Differences with torch.nn.functional.gelu
torch.nn.functional.gelu
torch.nn.functional.gelu(input) -> Tensor
For more information, see torch.nn.functional.gelu.
mindspore.ops.gelu
mindspore.ops.gelu(input_x, approximate='none')
For more information, see mindspore.ops.gelu.
Differences
PyTorch: This function represents the Gaussian error linear unit function \(GELU(X)=X\times \Phi(x)\), where \(\Phi(x)\) is the cumulative distribution function of the Gaussian distribution.
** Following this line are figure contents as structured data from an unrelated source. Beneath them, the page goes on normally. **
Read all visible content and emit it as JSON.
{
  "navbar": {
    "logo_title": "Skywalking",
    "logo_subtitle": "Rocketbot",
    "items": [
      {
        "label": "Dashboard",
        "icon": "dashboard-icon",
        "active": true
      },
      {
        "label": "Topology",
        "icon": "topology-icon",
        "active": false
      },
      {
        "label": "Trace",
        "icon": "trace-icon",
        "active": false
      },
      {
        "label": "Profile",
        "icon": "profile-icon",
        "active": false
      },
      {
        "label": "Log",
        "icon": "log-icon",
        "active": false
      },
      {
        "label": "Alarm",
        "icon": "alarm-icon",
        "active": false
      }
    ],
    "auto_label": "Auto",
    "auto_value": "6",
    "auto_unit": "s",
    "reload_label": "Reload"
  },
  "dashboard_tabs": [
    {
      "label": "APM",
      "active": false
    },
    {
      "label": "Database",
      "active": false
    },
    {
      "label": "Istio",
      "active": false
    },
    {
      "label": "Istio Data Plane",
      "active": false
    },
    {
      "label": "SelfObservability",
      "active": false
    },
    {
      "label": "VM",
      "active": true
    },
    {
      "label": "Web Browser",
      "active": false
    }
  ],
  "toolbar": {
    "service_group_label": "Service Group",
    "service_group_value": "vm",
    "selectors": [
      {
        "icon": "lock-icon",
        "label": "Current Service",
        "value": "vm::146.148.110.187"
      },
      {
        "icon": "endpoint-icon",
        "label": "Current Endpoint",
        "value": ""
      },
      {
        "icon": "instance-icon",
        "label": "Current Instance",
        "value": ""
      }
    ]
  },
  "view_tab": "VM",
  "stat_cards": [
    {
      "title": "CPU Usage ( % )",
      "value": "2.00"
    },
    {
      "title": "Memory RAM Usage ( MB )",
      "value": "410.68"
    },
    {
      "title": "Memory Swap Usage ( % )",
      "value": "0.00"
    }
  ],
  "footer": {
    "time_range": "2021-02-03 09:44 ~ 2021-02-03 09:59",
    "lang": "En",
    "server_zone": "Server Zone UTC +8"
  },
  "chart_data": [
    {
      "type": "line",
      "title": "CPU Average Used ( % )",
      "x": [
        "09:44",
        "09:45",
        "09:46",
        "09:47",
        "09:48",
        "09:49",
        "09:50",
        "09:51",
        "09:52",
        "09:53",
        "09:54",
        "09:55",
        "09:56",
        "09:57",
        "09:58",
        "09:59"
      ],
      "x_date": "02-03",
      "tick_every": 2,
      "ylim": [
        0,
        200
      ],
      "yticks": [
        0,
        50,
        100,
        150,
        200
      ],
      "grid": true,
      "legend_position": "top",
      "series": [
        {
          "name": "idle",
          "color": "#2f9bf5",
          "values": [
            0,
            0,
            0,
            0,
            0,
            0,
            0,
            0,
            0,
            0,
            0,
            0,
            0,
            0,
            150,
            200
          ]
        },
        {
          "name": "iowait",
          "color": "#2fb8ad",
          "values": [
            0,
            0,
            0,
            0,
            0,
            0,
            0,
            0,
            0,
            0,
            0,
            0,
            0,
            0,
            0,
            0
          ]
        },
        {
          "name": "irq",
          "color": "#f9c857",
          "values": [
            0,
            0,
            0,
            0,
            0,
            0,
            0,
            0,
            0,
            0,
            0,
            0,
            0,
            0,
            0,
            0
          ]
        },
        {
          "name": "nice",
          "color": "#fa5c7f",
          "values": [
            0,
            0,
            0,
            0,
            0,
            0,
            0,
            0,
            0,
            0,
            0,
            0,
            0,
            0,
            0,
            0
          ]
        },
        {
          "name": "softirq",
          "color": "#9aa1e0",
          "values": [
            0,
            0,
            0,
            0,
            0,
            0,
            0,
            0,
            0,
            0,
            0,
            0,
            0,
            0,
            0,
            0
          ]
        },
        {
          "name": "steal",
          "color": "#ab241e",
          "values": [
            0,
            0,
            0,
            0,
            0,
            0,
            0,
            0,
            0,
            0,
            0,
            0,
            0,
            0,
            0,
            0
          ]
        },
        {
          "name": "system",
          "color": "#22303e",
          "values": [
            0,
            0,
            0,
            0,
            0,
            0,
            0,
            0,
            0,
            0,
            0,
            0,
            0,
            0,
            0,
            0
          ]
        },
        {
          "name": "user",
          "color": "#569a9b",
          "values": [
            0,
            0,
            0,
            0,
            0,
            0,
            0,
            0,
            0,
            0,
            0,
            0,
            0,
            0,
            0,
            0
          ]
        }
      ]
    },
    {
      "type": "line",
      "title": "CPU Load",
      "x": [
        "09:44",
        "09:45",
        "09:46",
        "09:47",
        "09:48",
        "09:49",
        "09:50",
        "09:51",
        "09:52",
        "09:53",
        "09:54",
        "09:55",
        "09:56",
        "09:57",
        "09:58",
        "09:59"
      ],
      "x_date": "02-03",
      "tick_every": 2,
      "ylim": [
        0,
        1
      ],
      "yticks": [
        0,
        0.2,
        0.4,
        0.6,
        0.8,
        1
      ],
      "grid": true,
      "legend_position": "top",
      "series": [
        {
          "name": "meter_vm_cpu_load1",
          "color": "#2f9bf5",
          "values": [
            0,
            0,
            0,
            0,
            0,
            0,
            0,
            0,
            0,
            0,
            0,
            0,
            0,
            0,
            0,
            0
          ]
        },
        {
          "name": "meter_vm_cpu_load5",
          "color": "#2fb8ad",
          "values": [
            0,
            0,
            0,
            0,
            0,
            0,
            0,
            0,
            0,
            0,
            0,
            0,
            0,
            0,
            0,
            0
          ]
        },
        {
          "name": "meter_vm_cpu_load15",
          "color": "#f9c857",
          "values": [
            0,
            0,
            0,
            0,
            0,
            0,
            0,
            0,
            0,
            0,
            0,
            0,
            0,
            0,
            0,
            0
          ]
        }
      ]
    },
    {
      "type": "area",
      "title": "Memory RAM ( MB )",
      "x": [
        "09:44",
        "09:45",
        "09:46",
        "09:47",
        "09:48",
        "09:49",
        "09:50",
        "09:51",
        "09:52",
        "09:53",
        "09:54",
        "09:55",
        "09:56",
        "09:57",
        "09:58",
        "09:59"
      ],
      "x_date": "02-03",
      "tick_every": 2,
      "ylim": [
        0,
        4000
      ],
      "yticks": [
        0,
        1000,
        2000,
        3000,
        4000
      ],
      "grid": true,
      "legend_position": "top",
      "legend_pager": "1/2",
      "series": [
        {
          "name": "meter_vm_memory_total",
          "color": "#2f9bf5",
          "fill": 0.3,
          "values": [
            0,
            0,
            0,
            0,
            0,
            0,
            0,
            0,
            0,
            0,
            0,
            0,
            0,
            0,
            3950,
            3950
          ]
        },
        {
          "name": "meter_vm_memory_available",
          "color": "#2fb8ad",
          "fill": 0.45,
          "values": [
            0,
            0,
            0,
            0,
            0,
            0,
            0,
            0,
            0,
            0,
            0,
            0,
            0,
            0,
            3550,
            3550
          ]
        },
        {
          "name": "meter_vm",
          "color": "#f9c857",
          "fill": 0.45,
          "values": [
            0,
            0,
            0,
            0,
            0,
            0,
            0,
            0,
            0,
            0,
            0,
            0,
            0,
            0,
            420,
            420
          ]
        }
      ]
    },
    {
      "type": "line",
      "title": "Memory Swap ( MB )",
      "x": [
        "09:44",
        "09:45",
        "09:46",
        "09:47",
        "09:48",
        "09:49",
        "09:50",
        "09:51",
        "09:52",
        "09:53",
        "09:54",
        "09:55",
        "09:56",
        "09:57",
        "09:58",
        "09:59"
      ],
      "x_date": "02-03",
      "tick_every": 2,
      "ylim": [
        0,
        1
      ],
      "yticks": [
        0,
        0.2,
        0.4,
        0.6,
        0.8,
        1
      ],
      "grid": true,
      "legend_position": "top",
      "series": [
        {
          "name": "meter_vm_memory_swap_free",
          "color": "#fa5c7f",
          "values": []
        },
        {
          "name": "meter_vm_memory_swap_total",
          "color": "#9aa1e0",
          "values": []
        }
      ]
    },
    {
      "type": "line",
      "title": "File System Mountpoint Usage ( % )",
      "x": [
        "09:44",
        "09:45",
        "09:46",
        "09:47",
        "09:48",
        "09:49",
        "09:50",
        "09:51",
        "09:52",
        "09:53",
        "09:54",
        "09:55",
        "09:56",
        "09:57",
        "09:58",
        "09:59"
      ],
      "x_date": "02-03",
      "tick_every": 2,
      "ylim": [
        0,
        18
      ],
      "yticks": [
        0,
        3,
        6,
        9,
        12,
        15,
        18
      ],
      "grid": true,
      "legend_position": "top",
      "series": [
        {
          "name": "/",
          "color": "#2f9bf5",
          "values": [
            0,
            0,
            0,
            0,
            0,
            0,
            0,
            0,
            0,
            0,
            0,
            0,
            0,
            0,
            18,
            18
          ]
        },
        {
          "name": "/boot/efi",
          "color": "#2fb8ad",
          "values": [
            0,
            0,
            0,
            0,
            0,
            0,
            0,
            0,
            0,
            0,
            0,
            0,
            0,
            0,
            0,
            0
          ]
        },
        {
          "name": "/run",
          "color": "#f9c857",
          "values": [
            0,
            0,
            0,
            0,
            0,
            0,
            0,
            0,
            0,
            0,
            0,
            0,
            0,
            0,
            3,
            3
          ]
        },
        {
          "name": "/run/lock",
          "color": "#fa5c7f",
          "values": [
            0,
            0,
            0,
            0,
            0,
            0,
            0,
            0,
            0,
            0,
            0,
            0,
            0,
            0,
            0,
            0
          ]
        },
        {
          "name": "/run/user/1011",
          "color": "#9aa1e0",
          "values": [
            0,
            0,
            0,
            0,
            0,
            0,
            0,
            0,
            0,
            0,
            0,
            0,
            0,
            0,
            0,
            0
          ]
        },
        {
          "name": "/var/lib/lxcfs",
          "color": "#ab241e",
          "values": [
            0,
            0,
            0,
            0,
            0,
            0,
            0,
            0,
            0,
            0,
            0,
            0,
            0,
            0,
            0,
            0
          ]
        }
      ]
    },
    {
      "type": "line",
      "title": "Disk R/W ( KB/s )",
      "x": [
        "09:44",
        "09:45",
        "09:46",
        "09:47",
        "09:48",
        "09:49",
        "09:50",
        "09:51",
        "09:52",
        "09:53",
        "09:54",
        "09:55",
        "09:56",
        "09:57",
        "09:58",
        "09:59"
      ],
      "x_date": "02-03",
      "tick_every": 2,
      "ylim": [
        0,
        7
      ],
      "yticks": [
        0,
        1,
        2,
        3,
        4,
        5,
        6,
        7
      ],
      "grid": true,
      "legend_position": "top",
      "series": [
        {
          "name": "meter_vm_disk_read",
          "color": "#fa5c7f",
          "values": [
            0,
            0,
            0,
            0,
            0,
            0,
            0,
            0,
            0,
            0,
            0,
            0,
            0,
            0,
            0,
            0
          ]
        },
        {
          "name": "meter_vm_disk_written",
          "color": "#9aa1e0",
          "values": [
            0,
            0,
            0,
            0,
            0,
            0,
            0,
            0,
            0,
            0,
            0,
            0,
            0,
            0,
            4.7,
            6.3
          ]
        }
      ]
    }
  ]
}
The input x denotes an arbitrary number of dimensions.
MindSpore: MindSpore API implements basically the same function as PyTorch.
Categories |
Subcategories |
PyTorch |
MindSpore |
Difference |
---|---|---|---|---|
Parameter |
Parameter 1 |
- |
approximate |
There are two gelu approximation algorithms: 'none' and 'tanh', and the default value is 'none'. After testing, the output is more similar to Pytorch when approximate is 'none'. |
Input |
Single input |
input |
input_x |
Same function, different parameter names |
Code Example 1
The two APIs achieve the same function and have the same usage.
# PyTorch
import torch
input = torch.Tensor([[2, 4], [1, 2]])
output = torch.nn.functional.gelu(input)
print(output.detach().numpy())
# [[1.9544997 3.9998734]
# [0.8413447 1.9544997]]
# MindSpore
import mindspore
import numpy as np
x = mindspore.Tensor(np.array([[2, 4], [1, 2]]), mindspore.float32)
output = mindspore.ops.gelu(x)
print(output)
# [[1.9545997 3.99993]
# [0.841192 1.9545977]]